The Honey-Eating Birds and the Tree of Life: Notes on Ṛgveda 1.164.20-22

Authors

  • Per-Johan Norelius

DOI:

https://doi.org/10.5617/ao.5356

Abstract

The following article is an attempt at interpretation of the oftdiscussed “riddle” of the birds (Ṛgveda 1.164.20-22). Recognizing that the riddle, as much of Vedic poetry, operates on several “levels” (cosmic, ritual, etc.) and may be meant to be answered in more than one way, the present approach sees the enigma as drawing on mythical and cosmological imagery current in early Vedic times; imagery that also finds expressions elsewhere in the Ṛgveda and later texts.
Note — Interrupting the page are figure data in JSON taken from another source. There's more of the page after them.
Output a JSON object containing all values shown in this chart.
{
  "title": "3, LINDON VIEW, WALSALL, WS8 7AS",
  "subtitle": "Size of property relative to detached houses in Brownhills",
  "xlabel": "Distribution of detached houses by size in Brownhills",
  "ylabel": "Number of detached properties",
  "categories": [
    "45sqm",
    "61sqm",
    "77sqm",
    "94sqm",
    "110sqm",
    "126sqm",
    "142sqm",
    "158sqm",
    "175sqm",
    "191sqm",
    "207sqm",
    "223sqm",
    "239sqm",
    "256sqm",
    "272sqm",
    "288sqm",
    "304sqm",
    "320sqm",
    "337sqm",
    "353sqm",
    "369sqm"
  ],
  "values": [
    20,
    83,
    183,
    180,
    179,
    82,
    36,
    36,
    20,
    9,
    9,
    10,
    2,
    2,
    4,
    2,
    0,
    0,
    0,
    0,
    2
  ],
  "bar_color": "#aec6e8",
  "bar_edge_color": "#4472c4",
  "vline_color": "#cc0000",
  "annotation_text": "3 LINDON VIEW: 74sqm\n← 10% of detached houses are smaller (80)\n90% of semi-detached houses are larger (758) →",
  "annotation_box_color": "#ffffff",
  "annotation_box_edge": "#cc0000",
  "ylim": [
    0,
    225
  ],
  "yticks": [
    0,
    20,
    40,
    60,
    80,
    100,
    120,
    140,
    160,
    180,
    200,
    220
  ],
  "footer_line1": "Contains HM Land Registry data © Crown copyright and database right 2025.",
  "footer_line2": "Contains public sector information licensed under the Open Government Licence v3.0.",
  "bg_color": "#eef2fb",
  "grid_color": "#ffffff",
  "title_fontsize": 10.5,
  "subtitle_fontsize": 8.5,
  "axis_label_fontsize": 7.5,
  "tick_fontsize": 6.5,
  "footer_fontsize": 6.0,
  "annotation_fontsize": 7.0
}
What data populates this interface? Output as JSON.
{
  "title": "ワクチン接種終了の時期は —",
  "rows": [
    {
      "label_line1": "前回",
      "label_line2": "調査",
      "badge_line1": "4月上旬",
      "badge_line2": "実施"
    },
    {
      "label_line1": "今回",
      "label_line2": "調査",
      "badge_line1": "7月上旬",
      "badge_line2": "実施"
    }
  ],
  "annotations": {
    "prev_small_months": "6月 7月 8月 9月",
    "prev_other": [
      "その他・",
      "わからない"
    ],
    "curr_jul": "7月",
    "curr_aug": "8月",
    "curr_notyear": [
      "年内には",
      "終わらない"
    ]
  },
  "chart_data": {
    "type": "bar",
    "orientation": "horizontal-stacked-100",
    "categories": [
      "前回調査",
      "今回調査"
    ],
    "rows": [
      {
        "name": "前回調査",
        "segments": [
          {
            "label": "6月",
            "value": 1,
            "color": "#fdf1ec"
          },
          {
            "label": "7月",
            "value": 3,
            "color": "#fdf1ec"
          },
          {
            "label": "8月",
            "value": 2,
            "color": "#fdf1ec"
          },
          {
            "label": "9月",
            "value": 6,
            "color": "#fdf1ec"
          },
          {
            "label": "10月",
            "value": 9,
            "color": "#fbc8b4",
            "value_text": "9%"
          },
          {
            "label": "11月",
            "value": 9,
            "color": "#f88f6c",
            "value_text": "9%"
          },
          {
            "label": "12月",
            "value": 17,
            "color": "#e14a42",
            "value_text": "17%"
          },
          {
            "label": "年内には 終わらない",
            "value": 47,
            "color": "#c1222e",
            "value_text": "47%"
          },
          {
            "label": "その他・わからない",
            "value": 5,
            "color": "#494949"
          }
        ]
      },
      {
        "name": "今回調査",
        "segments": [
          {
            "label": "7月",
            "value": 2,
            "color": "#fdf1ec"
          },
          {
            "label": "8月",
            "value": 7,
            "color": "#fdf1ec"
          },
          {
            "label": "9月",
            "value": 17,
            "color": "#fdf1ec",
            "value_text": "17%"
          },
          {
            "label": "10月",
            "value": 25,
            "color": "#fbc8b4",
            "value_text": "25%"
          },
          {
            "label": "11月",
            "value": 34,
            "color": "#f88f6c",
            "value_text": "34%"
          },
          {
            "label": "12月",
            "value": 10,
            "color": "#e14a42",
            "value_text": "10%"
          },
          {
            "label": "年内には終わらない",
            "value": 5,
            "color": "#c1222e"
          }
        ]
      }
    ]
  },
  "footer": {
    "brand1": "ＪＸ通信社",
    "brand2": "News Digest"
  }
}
Following the majority of earlier interpreters, I take the fig-tree on which the birds are perched to be the world-tree, and the “figs” or “honey” on which they feed to be soma or amŕ̥ta-. Following Hillebrandt and Kuiper, the two birds in 1.164.20 are interpreted as the sun and the moon. The image of one or more birds (suparṇá-) associated with the drink of immortality is traced through the Vedic literature; in some places it is possible to identify it as Soma (from late Ṛgvedic times equated to the moon). It is further suggested that both the bird and the world-tree are associated with the spring or receptacle of soma in heaven, which, following Witzel, is identified as the Seven Seers, the constellation Ursa Maior. The article is concluded by a discussion of the Vedic imagery of a world-tree and a drink of immortality, and its parallels in Indo-European and Eurasian myths and cosmologies.